Level 2: What basic practical skills should a student be able to perform?

By the end of the course, the students should be able to ...

  • Perform basic Monte Carlo computations, such as Monte Carlo integration
  • Obtain simple but accurate bounds of complex statistical metrics
  • Apply the median of means estimator
  • Investigate simple statistics of social networks
  • Exploit the thin-shell phenomenon when analysing data
  • Apply data clustering and dimension reduction

Level 3: What complex comprehensive skills should a student be able to apply in real-life scenarios?

By the end of the course, the students should be able to ...

  • To understand the problems related to statistical analysis of data.
  • To apply theoretical statistics in real-life via computer simulations and thereby confirm or reject the correctness of the theoretical concepts.
  • To identify the correct statistical methods that needs to be applied to data in order to solve the given tasks in real-life.
  • To be able to generate and run experiments on random data samples.

Grading

Course grading range

Grade Range Description of performance
A. Excellent 85-100 -
B. Good 70-84 -
C. Satisfactory 50-69 -
D. Poor 0-49 -

Minimum Requirements For Passing The Course

There are two requirements for passing this course:.

  1. You must have at least 50% on the Final Exam.
  2. You must have at least 50% of the overall grade.

Course activities and grading breakdown

Activity Type Percentage of the overall course grade
Quiz/Assignment during each lecture (weekly evaluations) 20
Labs classes (weekly evaluations) 20
Midterm 20
Final exam 40


Plagiarism Rules

  • If a student submits a solution to a weekly assignment/quiz and/or lab that is identical to the one submitted from another student, then both students will obtain the maximum points for this task but with the negative sign.

Recommendations for students on how to succeed in the course

  • Watch the video lecture and read the lecture notes before coming to the onsite lectures and to the labs.
  • Attend the onsite lectures and questions related to parts of the material that you find unclear.
  • Submit solutions to the weekly quizzes.
  • Submit the weekly lab reports.
  • Prepare seriously for the midterm exam.
  • Prepare seriously for the final exam.

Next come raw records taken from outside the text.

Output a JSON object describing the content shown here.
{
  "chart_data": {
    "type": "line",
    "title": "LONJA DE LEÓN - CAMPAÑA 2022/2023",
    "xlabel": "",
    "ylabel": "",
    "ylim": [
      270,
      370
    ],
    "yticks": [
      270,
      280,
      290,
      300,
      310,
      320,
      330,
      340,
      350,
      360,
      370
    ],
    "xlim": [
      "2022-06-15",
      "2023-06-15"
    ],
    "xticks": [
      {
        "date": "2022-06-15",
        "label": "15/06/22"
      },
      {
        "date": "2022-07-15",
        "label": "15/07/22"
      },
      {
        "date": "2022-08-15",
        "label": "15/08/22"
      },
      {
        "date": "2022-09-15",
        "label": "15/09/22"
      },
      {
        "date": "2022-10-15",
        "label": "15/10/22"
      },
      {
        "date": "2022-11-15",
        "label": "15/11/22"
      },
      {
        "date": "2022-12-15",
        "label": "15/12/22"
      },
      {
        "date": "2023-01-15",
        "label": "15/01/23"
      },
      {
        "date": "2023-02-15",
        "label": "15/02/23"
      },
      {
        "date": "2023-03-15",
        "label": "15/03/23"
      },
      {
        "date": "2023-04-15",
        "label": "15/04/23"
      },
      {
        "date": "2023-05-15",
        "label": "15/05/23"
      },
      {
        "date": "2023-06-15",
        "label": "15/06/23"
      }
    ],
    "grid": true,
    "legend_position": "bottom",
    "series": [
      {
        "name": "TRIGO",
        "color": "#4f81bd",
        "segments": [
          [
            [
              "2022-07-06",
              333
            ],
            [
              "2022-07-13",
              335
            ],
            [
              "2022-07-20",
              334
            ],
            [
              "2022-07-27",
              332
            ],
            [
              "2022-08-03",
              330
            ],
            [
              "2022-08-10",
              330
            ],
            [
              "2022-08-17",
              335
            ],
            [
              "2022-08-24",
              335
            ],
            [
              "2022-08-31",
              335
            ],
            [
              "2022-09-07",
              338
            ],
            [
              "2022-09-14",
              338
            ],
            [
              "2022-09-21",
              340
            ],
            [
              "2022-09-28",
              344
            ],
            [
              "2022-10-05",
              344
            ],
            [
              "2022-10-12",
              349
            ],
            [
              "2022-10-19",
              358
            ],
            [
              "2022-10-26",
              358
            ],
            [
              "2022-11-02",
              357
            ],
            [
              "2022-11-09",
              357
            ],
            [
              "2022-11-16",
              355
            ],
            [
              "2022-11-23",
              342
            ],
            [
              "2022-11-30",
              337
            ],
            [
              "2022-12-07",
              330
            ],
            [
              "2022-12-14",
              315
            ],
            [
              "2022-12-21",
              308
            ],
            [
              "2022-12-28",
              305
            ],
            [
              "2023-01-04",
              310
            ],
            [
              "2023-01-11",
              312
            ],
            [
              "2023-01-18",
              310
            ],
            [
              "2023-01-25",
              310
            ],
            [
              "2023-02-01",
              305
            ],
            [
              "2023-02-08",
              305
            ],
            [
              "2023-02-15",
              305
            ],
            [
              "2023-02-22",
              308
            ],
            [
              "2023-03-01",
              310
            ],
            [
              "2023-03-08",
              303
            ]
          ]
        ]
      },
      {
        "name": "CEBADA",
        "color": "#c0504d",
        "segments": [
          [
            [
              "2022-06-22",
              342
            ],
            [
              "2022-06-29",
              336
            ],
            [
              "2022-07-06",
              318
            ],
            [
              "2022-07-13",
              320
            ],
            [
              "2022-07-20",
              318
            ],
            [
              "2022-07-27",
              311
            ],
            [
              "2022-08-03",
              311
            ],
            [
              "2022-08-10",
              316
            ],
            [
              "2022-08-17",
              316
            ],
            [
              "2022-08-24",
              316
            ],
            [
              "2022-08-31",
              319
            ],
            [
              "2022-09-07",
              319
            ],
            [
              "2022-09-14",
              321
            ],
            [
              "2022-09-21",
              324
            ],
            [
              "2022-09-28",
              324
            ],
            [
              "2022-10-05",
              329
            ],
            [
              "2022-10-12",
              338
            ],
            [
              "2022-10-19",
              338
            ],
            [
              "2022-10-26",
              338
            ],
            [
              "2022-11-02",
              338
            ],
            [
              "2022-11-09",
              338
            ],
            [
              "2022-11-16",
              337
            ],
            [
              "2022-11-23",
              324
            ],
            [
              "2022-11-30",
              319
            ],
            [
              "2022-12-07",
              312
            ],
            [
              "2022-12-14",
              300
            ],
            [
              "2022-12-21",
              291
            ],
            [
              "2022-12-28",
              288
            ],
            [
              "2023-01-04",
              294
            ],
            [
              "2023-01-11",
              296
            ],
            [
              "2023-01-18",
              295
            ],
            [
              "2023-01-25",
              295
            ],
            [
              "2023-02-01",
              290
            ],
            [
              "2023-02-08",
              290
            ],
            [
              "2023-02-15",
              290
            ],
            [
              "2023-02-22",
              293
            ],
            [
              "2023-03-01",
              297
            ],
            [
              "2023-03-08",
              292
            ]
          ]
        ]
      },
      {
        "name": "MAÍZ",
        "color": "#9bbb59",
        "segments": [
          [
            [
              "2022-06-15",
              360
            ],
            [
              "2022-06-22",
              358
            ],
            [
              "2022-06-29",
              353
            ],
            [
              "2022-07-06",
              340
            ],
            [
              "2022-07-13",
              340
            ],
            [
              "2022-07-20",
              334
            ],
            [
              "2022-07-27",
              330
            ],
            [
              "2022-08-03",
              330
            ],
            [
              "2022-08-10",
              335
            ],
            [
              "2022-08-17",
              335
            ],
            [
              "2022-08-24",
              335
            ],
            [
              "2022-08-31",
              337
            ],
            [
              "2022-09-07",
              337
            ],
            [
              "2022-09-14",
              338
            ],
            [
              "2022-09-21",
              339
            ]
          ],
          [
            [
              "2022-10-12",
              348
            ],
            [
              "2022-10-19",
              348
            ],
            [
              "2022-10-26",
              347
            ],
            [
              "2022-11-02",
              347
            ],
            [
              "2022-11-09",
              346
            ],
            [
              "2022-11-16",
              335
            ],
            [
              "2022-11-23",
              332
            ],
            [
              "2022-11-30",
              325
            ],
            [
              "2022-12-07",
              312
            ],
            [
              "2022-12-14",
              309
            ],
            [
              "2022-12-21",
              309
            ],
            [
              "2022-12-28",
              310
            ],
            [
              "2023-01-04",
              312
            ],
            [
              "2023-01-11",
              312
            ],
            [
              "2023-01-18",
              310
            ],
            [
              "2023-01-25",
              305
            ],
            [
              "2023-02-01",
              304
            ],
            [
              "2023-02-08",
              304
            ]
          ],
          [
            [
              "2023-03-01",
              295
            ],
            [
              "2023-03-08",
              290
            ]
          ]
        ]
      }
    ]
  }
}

Resources, literature and reference materials

Open access resources

  • The lecture notes and the video lectures provided via Moodle are sufficient for passing this course with grade A.

Software and tools used within the course

  • You can use any software by your choice to perform the lab tasks.

Teaching Methodology: Methods, techniques, & activities

Formative Assessment and Course Activities

Ongoing performance assessment

The performance will be assessed via weekly quizzes and weekly labs.

Final assessment

The final assessment is in a written form. You mast have at least 50% on the final exam to pass the course.

The retake exam

The retake of the exam will be in a written form.